By Kshipra Petkar 

Muted loan growth and pressure on net interest margins (NIMs) are expected to weigh on the financial results of banks for the April-June quarter, analysts said in their pre-earning reports. The earnings season will kick off with Axis Bank announcing its results on Jul 17, followed by HDFC Bank and ICICI Bank on Jul 19.

The credit growth of the banking industry slowed down to 9.8% as on June 13, this was mainly because banks were cautious in lending to unsecured loans, reports said. ICICI Securities expects healthy credit growth from IDFC FIRST Bank, Karur Vysya Bank, DCB Bank, City Union Bank and Kotak Mahindra Bank.

Net interest margins will be under pressure as a result of the rate cut by the Reserve Bank of India. “Banking sector NIMs are thus expected to remain under pressure in 1HFY26 (April-September), with some variation across banks depending upon the quantum of repo-linked loans and the transmission timelines,” Motilal Oswal said in its report. However, a phased reduction in deposit rates and a 100 basis points cash reserve ratio cut, effective from September, will enhance liquidity and bring some relief to margins.

ICICI Securities said that despite adequate liquidity and savings rate cuts, private banks under their coverage are likely to furnish subdued net interest income growth of around 4% on year.

For public sector banks, profit growth is expected to moderate sharply to 4.8% YoY (down 11.7% QoQ), amid a decline in NIMs, normalized operating expenditure, and higher provisions sequentially due to the benefits of the one-time reversal in provisions on security receipts reported in Jan-Mar. All banks are expected to see an improvement in their treasury gains due to declining g-sec yields. 

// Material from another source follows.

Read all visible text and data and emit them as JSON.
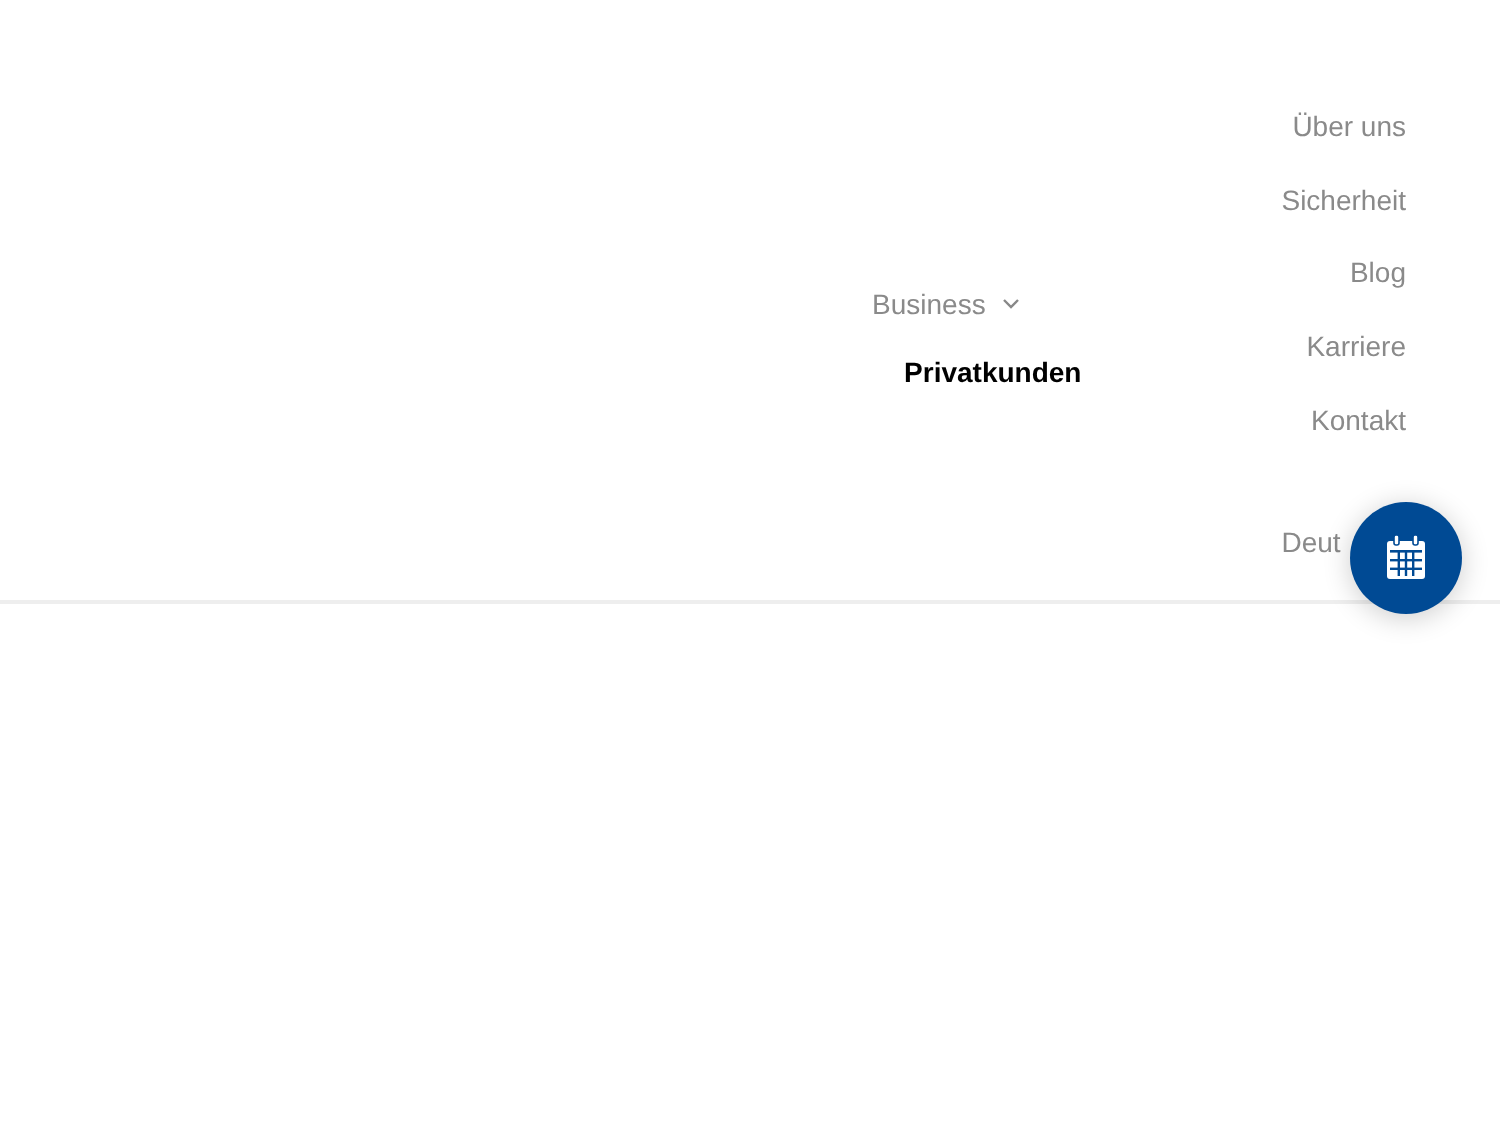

Banks continue to struggle for garnering deposits, and brokerages expect growth in deposits to be muted for the quarter ended June. “We expect muted deposit growth in 1QFY26, as the seasonal flow of 4Q unwinds. Deposit costs should begin to ease gradually as liability repricing happens,” Motilal Oswal said in its report.

On the asset quality front, public sector banks are expected to be better placed as compared to their private sector peers due to controlled slippages and higher provisions. Even though the stress in the microfinance sector continues, it is seen moderating across banks, brokerages said. 

Due to seasonality there could be some uptick in slippages, reports said. “We expect a seasonal uptick in agriculture slippages for large private banks such as Axis, HDFCB (HDFC Bank) and select PSU banks,” ICICI Securities said in its report. 

It also said that unlike Jan-Mar, which was seasonally strong and had a few large resolutions such as KSK Mahanadi, JPA, among others, Apr-Jun is likely to be lean and most of the recovery should be granular.